Bedbugs may be pretty bad, but there are things that are worse.

Panicked by the unprecedented increase in crawly-critter infestations, people around the nation are getting desperate and making some poor choices.

Some are using chemical insecticides intended for outdoor use in their homes — spraying poisons in their own bedding, which could kill more than just bugs. Others are setting their homes and apartments on fire in their attempt to get some relief.

Portland did not make the list of the bedbuggiest places in the country last month, but pest control experts here are seeing an increased demand for their services.

Bedbugs are resilient creatures that are very easy to bring home from a stay in a motel or a move to a new house or apartment. They can travel in luggage, clothing or moving boxes, and can even move between apartments by crawling through cracks in floorboards and inside walls.

They feed on human blood and once established they are hard to get rid of.

In the past, chemical sprays were the cure, but new strains of bedbugs have become resistant to the poisons.

Pest control experts now find their best results using heat treatments, which work in conjunction with washing and heat-drying clothing, bedding and furniture.

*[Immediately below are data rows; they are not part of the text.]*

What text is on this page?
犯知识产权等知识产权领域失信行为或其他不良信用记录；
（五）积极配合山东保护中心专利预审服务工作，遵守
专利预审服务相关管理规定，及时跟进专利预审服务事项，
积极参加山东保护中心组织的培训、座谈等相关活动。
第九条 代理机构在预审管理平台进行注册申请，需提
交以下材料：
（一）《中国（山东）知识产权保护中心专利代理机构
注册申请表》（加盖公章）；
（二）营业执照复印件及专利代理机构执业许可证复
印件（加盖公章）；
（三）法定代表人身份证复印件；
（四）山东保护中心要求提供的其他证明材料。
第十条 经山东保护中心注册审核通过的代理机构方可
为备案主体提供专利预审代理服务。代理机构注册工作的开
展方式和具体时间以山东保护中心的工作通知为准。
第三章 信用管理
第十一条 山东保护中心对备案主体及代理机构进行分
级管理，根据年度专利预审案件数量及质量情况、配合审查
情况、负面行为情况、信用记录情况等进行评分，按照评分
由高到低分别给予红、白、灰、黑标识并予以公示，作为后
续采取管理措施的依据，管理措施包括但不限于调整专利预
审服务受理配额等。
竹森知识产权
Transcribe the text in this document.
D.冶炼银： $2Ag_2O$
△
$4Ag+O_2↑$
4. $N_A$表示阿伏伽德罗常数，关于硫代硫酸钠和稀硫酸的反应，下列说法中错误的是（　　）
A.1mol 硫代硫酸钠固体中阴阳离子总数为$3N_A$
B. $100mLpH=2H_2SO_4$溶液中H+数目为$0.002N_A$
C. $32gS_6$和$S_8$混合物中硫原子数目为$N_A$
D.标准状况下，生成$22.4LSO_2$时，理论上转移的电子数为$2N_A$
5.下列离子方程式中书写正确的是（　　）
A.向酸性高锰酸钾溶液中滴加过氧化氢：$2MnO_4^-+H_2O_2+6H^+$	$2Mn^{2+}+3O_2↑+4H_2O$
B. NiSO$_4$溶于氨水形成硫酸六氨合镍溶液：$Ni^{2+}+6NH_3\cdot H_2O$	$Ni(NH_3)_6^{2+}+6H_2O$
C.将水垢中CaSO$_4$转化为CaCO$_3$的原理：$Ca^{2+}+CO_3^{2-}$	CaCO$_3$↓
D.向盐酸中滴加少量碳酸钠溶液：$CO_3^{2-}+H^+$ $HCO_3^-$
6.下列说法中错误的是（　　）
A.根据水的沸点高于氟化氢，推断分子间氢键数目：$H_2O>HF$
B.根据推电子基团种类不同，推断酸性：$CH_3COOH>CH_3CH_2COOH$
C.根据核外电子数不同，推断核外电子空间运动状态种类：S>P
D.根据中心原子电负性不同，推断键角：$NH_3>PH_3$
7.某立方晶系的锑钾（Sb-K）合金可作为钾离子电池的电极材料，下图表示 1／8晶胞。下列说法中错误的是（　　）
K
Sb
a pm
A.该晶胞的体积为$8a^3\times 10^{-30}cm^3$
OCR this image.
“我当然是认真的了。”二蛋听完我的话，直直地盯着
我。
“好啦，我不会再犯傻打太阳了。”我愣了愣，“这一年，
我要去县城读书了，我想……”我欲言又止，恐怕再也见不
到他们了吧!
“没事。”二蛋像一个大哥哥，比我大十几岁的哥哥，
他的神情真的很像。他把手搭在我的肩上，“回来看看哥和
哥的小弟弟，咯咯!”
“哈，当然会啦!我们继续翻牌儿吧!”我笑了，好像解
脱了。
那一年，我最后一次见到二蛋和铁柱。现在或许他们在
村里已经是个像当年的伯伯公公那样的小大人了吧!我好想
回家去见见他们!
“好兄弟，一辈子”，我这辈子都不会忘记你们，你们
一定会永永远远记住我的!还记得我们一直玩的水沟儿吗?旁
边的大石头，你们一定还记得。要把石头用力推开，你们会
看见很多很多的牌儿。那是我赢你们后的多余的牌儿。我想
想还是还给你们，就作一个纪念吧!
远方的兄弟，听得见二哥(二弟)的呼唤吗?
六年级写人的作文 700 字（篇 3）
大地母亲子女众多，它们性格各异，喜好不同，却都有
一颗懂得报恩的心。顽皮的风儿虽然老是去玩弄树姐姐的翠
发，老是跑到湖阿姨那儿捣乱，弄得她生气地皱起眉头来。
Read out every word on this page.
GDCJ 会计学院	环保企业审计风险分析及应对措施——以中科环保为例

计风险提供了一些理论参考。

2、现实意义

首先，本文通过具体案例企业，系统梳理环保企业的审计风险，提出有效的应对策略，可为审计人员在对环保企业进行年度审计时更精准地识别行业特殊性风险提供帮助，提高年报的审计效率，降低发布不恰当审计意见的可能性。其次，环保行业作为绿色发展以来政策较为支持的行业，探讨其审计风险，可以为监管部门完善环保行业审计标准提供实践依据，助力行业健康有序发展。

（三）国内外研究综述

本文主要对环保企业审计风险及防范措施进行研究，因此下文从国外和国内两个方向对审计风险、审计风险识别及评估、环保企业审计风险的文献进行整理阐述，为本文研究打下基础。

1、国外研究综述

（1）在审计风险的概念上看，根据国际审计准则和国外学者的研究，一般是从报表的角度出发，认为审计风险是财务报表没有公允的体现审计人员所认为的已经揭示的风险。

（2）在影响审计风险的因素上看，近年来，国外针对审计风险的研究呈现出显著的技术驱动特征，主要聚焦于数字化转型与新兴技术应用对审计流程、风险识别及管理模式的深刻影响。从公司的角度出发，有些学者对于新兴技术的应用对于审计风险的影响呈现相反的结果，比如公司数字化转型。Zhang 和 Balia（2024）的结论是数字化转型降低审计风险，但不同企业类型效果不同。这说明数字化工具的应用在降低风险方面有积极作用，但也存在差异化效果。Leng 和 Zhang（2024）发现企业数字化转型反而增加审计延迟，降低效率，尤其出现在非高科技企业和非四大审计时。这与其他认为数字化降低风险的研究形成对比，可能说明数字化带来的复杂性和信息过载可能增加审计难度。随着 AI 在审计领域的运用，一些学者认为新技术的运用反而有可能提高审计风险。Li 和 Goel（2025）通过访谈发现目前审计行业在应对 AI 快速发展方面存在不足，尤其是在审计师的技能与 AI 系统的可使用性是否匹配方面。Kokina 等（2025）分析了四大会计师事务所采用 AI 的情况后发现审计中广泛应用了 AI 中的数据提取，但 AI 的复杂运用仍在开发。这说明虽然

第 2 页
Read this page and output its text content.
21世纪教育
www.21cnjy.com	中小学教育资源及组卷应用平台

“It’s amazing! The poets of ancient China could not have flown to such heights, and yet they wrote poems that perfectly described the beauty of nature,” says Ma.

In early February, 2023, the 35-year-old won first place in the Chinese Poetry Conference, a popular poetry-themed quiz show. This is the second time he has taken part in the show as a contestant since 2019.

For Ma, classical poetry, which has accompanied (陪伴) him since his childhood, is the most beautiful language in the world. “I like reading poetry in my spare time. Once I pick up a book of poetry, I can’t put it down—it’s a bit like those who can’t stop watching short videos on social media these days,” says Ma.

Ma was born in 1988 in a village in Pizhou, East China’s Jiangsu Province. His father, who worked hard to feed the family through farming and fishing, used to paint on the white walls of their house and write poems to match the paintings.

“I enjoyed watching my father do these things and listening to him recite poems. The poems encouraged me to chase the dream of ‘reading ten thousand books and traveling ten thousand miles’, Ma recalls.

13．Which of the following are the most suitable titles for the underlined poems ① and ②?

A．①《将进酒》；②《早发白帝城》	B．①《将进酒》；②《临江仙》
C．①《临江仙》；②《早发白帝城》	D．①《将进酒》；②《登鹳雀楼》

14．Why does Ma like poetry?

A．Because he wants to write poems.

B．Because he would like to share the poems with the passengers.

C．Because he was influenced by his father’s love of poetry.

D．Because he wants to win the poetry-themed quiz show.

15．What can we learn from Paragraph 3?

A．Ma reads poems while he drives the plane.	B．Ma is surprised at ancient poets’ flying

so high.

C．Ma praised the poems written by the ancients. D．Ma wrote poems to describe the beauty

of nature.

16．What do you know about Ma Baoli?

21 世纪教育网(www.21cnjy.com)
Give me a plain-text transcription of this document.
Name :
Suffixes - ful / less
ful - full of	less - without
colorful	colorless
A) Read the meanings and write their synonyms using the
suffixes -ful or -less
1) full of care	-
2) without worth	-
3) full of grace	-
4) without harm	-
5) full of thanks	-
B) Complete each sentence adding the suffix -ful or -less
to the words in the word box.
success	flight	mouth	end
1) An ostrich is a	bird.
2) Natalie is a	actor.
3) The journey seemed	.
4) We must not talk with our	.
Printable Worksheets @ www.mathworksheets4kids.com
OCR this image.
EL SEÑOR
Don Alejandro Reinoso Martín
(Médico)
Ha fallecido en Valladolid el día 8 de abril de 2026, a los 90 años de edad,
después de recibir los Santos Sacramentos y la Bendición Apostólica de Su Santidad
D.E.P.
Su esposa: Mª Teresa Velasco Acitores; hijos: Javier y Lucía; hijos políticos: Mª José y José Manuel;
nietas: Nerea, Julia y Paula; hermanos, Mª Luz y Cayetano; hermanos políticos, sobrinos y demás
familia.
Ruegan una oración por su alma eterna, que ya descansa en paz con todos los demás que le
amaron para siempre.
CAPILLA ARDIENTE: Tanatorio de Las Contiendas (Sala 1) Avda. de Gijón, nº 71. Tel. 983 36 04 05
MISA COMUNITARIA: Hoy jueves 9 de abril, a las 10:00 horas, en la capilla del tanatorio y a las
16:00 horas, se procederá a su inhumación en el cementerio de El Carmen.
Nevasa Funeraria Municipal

The federal Environmental Protection Agency is warning people to be careful. Bug sprays are poison, after all, and may not even work. Some treatments that claim to be lethal just make the bedbugs scatter.

If you think you have bedbugs, the Maine Center for Disease Control and Prevention recommends hiring a licensed exterminator rather than taking matters into your own hands.

You don’t want to trade one problem for another, especially if it’s worse.